Driver Michelle Mitchell said she's grateful to Bloomfield Car Care at Telegraph and Long Lake for keeping her on the road without breaking the bank.
She said Owner Jim Yaldoo has spent decades building a great reputation for outstanding repair work while keeping pricing affordable.
“What he says he’s going to do he does. He’s a fair price and quality job," Mitchell said.
The owner of the busy repair facility tells us there are at least two major reasons for seeing the cost of brake jobs, tune-ups and other maintenance up more than 20% in the last year.
“A lot of places don’t have the qualified people to look over the car, and you call to order parts and they’ve gone up drastically," Yaldoo said.
Sometimes, he also runs promotions and puts out coupons.
“I don’t think any of these shops are trying to rip somebody off, the cost of keeping their business going and doors open is making the price go up," he said.

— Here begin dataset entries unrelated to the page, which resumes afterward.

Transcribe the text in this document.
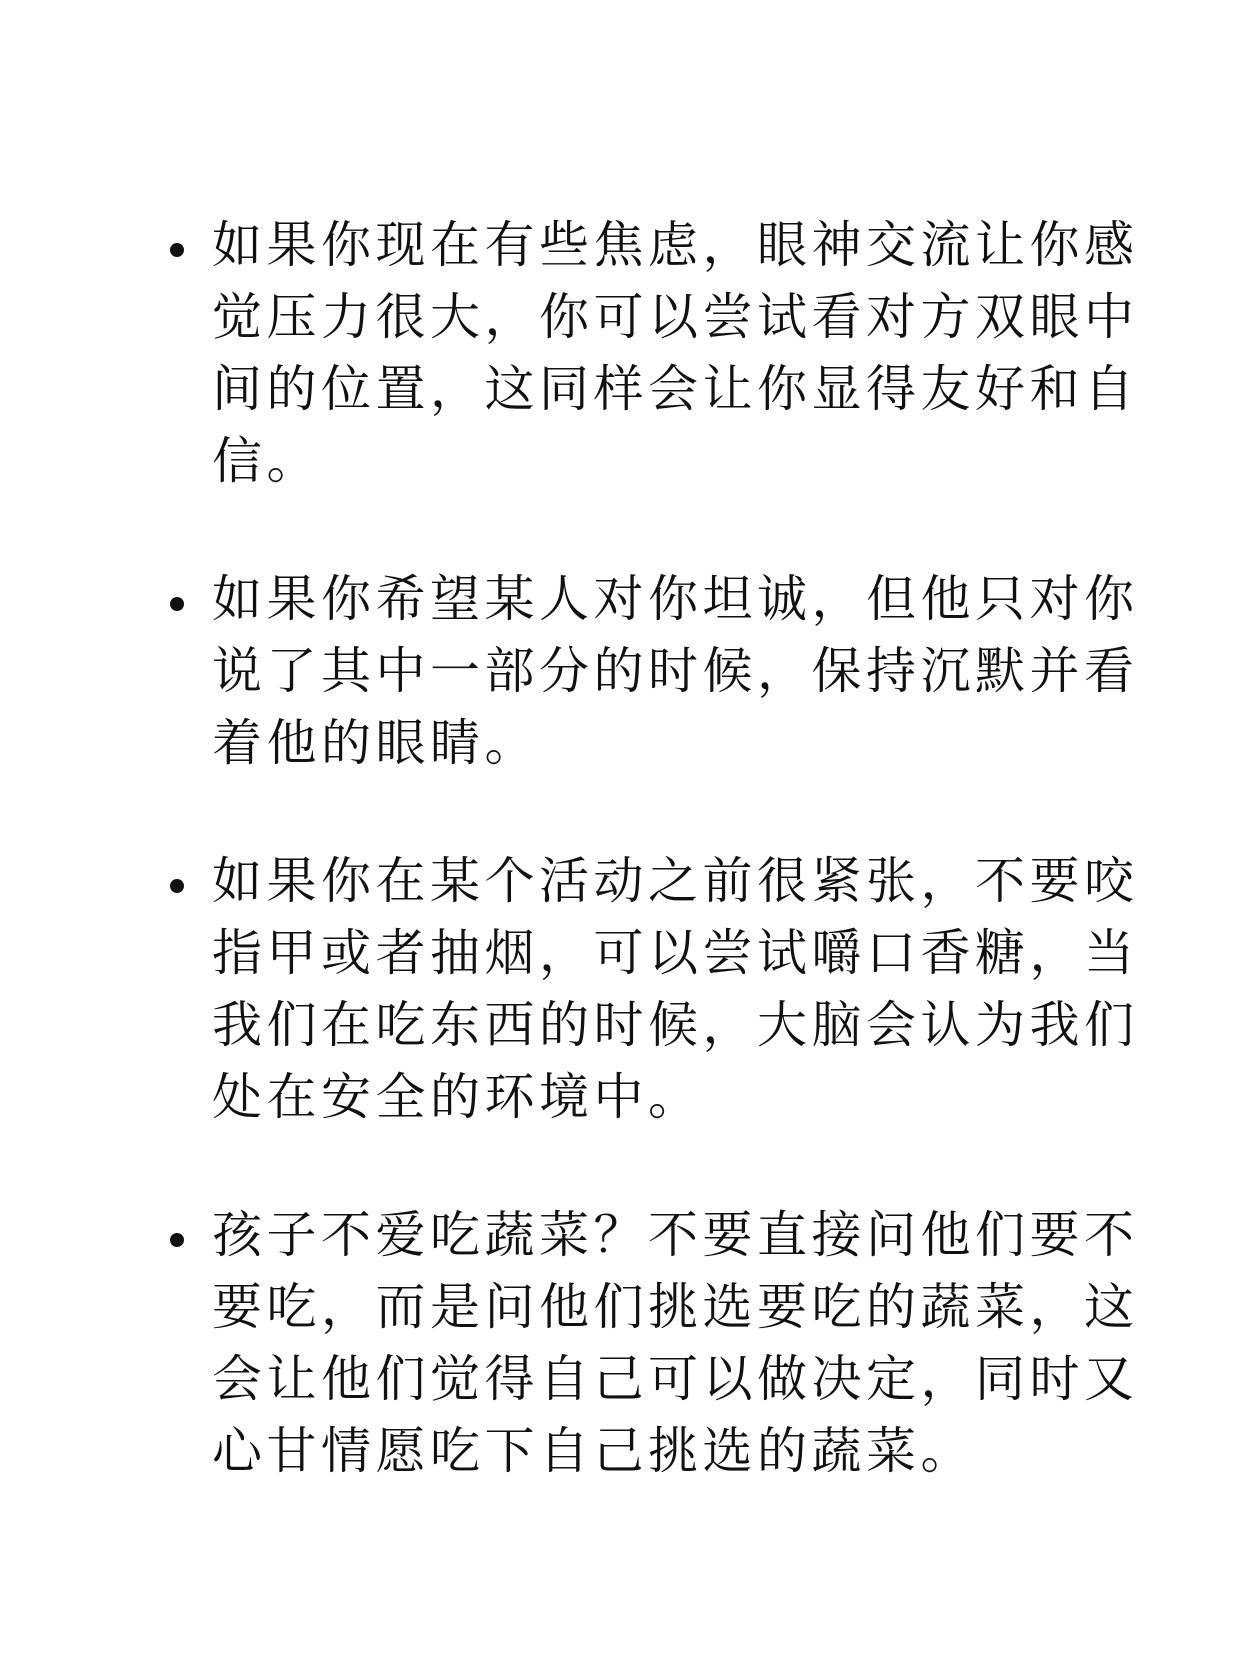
如果你现在有些焦虑，眼神交流让你感
觉压力很大，你可以尝试看对方双眼中
间的位置，这同样会让你显得友好和自
信。
如果你希望某人对你坦诚，但他只对你
说了其中一部分的时候，保持沉默并看
着他的眼睛。
如果你在某个活动之前很紧张，不要咬
指甲或者抽烟，可以尝试嚼口香糖，当
我们在吃东西的时候，大脑会认为我们
处在安全的环境中。
孩子不爱吃蔬菜？不要直接问他们要不
要吃，而是问他们挑选要吃的蔬菜，这
会让他们觉得自己可以做决定，同时又
心甘情愿吃下自己挑选的蔬菜。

We asked Oakland University Economics Professor Michael Greiner about the impact of inflation on auto repair prices, along with fewer repairs shops open.
“It does concern me and shows what people have been struggling with a lot. They’ve had to make certain decisions, balancing what am I going to spend money on this month versus what do I not have the money available for?" he said.
Looking ahead, Montgomery hopes more technicians and the availability of parts will eventually bring down costs in the U.S.
“Parts are always like $100 more than what they used to be," he said.